For school security consultant Kenneth Trump, president of the Cleveland-based National School Safety and Security Services, the devices’ failure to capture knives is a major red flag since students have long been more likely to bring them to school than guns. 

“Some might argue ‘yes, a bladed weapon is a threat but you’re not going to take out 20 people in a matter of minutes or seconds like a gun,’” he said. “That’s true, but if you’re telling me that you’re selling a weapons detection system, I would expect it to detect more than guns.”

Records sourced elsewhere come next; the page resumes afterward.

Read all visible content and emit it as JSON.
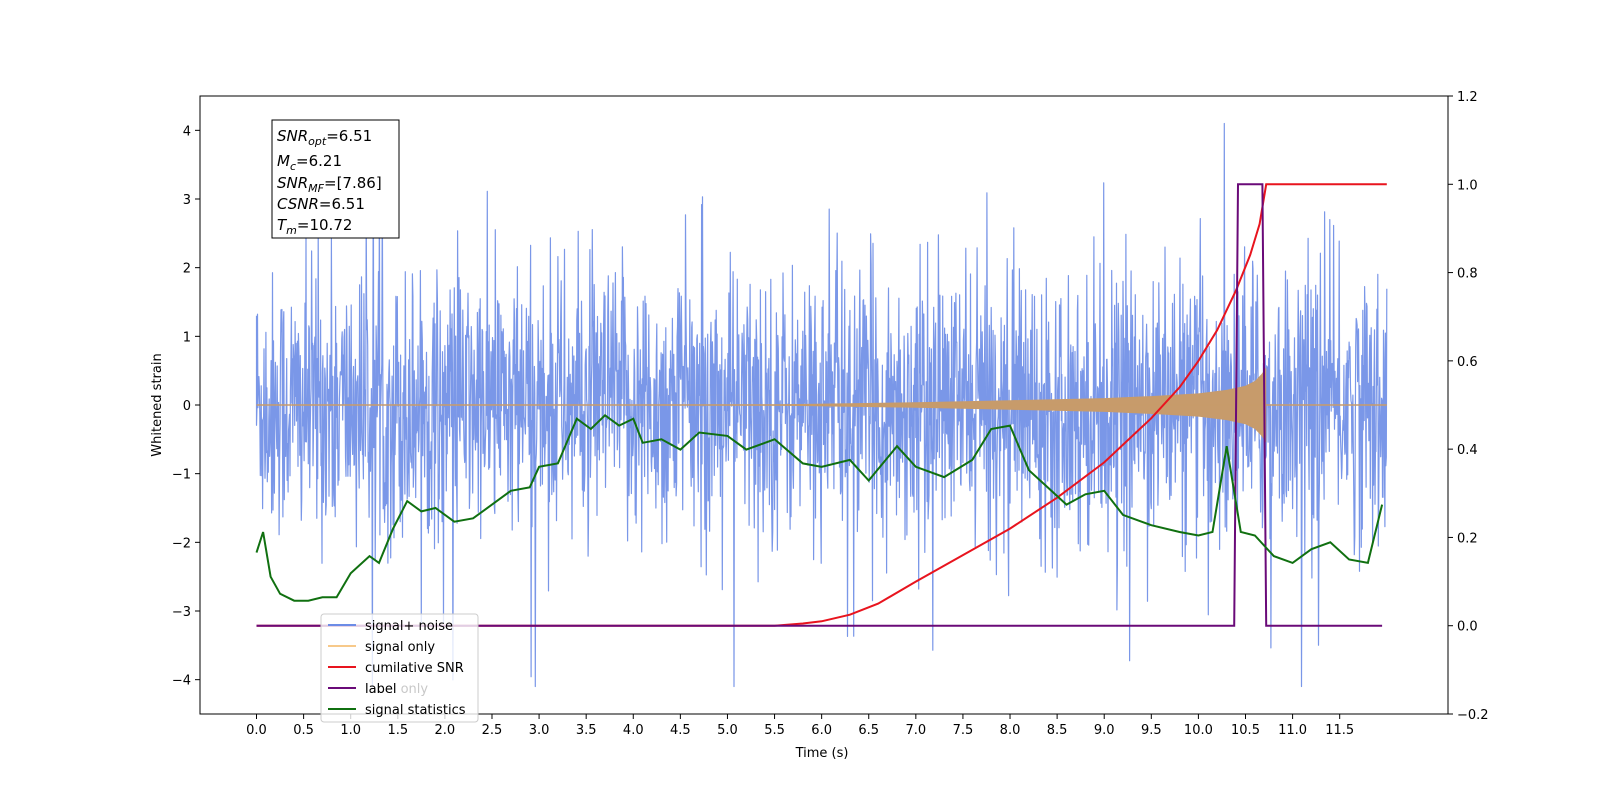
{
  "chart_data": {
    "type": "line",
    "xlabel": "Time (s)",
    "ylabel": "Whitened strain",
    "xlim": [
      -0.6,
      12.65
    ],
    "ylim": [
      -4.5,
      4.5
    ],
    "y2lim": [
      -0.2,
      1.2
    ],
    "xticks": [
      "0.0",
      "0.5",
      "1.0",
      "1.5",
      "2.0",
      "2.5",
      "3.0",
      "3.5",
      "4.0",
      "4.5",
      "5.0",
      "5.5",
      "6.0",
      "6.5",
      "7.0",
      "7.5",
      "8.0",
      "8.5",
      "9.0",
      "9.5",
      "10.0",
      "10.5",
      "11.0",
      "11.5"
    ],
    "yticks": [
      "-4",
      "-3",
      "-2",
      "-1",
      "0",
      "1",
      "2",
      "3",
      "4"
    ],
    "y2ticks": [
      "-0.2",
      "0.0",
      "0.2",
      "0.4",
      "0.6",
      "0.8",
      "1.0",
      "1.2"
    ],
    "grid": false,
    "legend_position": "lower-left",
    "info_box": {
      "snr_opt": "=6.51",
      "mc": "=6.21",
      "snr_mf": "=[7.86]",
      "csnr": "=6.51",
      "tm": "=10.72"
    },
    "series": [
      {
        "name": "signal+ noise",
        "color": "#6c8ce6",
        "axis": "left",
        "description": "whitened noise, approx +-1.5 with spikes to ~4.1, from 0.0 to 12.0 s"
      },
      {
        "name": "signal only",
        "color": "#c79b6b",
        "axis": "left",
        "chirp_envelope": {
          "t": [
            0,
            5.5,
            7,
            8,
            9,
            9.5,
            10,
            10.3,
            10.5,
            10.6,
            10.67,
            10.72
          ],
          "a": [
            0,
            0.01,
            0.04,
            0.07,
            0.1,
            0.13,
            0.17,
            0.22,
            0.28,
            0.35,
            0.45,
            0.55
          ]
        }
      },
      {
        "name": "cumilative SNR",
        "color": "#e8141e",
        "axis": "right",
        "x": [
          0,
          5.5,
          5.8,
          6.0,
          6.3,
          6.6,
          7.0,
          7.5,
          8.0,
          8.5,
          9.0,
          9.5,
          9.8,
          10.0,
          10.2,
          10.4,
          10.55,
          10.65,
          10.72,
          12.0
        ],
        "y": [
          0,
          0,
          0.005,
          0.01,
          0.025,
          0.05,
          0.1,
          0.16,
          0.22,
          0.29,
          0.37,
          0.47,
          0.54,
          0.6,
          0.67,
          0.76,
          0.84,
          0.91,
          1.0,
          1.0
        ]
      },
      {
        "name": "label",
        "color": "#6a0a78",
        "axis": "right",
        "x": [
          0,
          10.38,
          10.42,
          10.68,
          10.72,
          11.95
        ],
        "y": [
          0,
          0,
          1,
          1,
          0,
          0
        ]
      },
      {
        "name": "label only",
        "color": "#c8c8c8",
        "axis": "right",
        "x": [],
        "y": []
      },
      {
        "name": "signal statistics",
        "color": "#107010",
        "axis": "left",
        "x": [
          0,
          0.07,
          0.15,
          0.25,
          0.4,
          0.55,
          0.7,
          0.85,
          1.0,
          1.2,
          1.3,
          1.45,
          1.6,
          1.75,
          1.9,
          2.1,
          2.3,
          2.5,
          2.7,
          2.9,
          3.0,
          3.2,
          3.4,
          3.55,
          3.7,
          3.85,
          4.0,
          4.1,
          4.3,
          4.5,
          4.7,
          5.0,
          5.2,
          5.5,
          5.8,
          6.0,
          6.3,
          6.5,
          6.8,
          7.0,
          7.3,
          7.6,
          7.8,
          8.0,
          8.2,
          8.4,
          8.6,
          8.8,
          9.0,
          9.2,
          9.5,
          9.8,
          10.0,
          10.15,
          10.3,
          10.45,
          10.6,
          10.8,
          11.0,
          11.2,
          11.4,
          11.6,
          11.8,
          11.95
        ],
        "y": [
          -2.15,
          -1.85,
          -2.5,
          -2.75,
          -2.85,
          -2.85,
          -2.8,
          -2.8,
          -2.45,
          -2.2,
          -2.3,
          -1.8,
          -1.4,
          -1.55,
          -1.5,
          -1.7,
          -1.65,
          -1.45,
          -1.25,
          -1.2,
          -0.9,
          -0.85,
          -0.2,
          -0.35,
          -0.15,
          -0.3,
          -0.2,
          -0.55,
          -0.5,
          -0.65,
          -0.4,
          -0.45,
          -0.65,
          -0.5,
          -0.85,
          -0.9,
          -0.8,
          -1.1,
          -0.6,
          -0.9,
          -1.05,
          -0.8,
          -0.35,
          -0.3,
          -0.95,
          -1.2,
          -1.45,
          -1.3,
          -1.25,
          -1.6,
          -1.75,
          -1.85,
          -1.9,
          -1.85,
          -0.6,
          -1.85,
          -1.9,
          -2.2,
          -2.3,
          -2.1,
          -2.0,
          -2.25,
          -2.3,
          -1.45
        ]
      }
    ]
  }
}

Even as CEIA markets its product as having “a near-zero low nuisance alarm rate on personal, non-threat items,” the system and its competitors have proven no match for a common foil in schools: Chromebooks. In Wichita, students are instructed to pass their Chromebooks around the scanner as they walk through, Moses said. In other districts, students have been instructed to hold their laptops above their heads. 

At a certain point, Ermolaev of IPVM said that false alarms from Chromebooks and other innocuous items put the weapons detectors from CEIA and Evolv in the same realm as traditional metal detectors, which are much less expensive. 

“If you put both systems to the highest sensitivity setting, it will be similar to a metal detector because it will false alarm on pretty much everything,” he said. “Which will inherently bring this screening experience closer to TSA-like screening, which was one of the [things school districts were trying to avoid by purchasing] CEIA or Evolv in the first place.”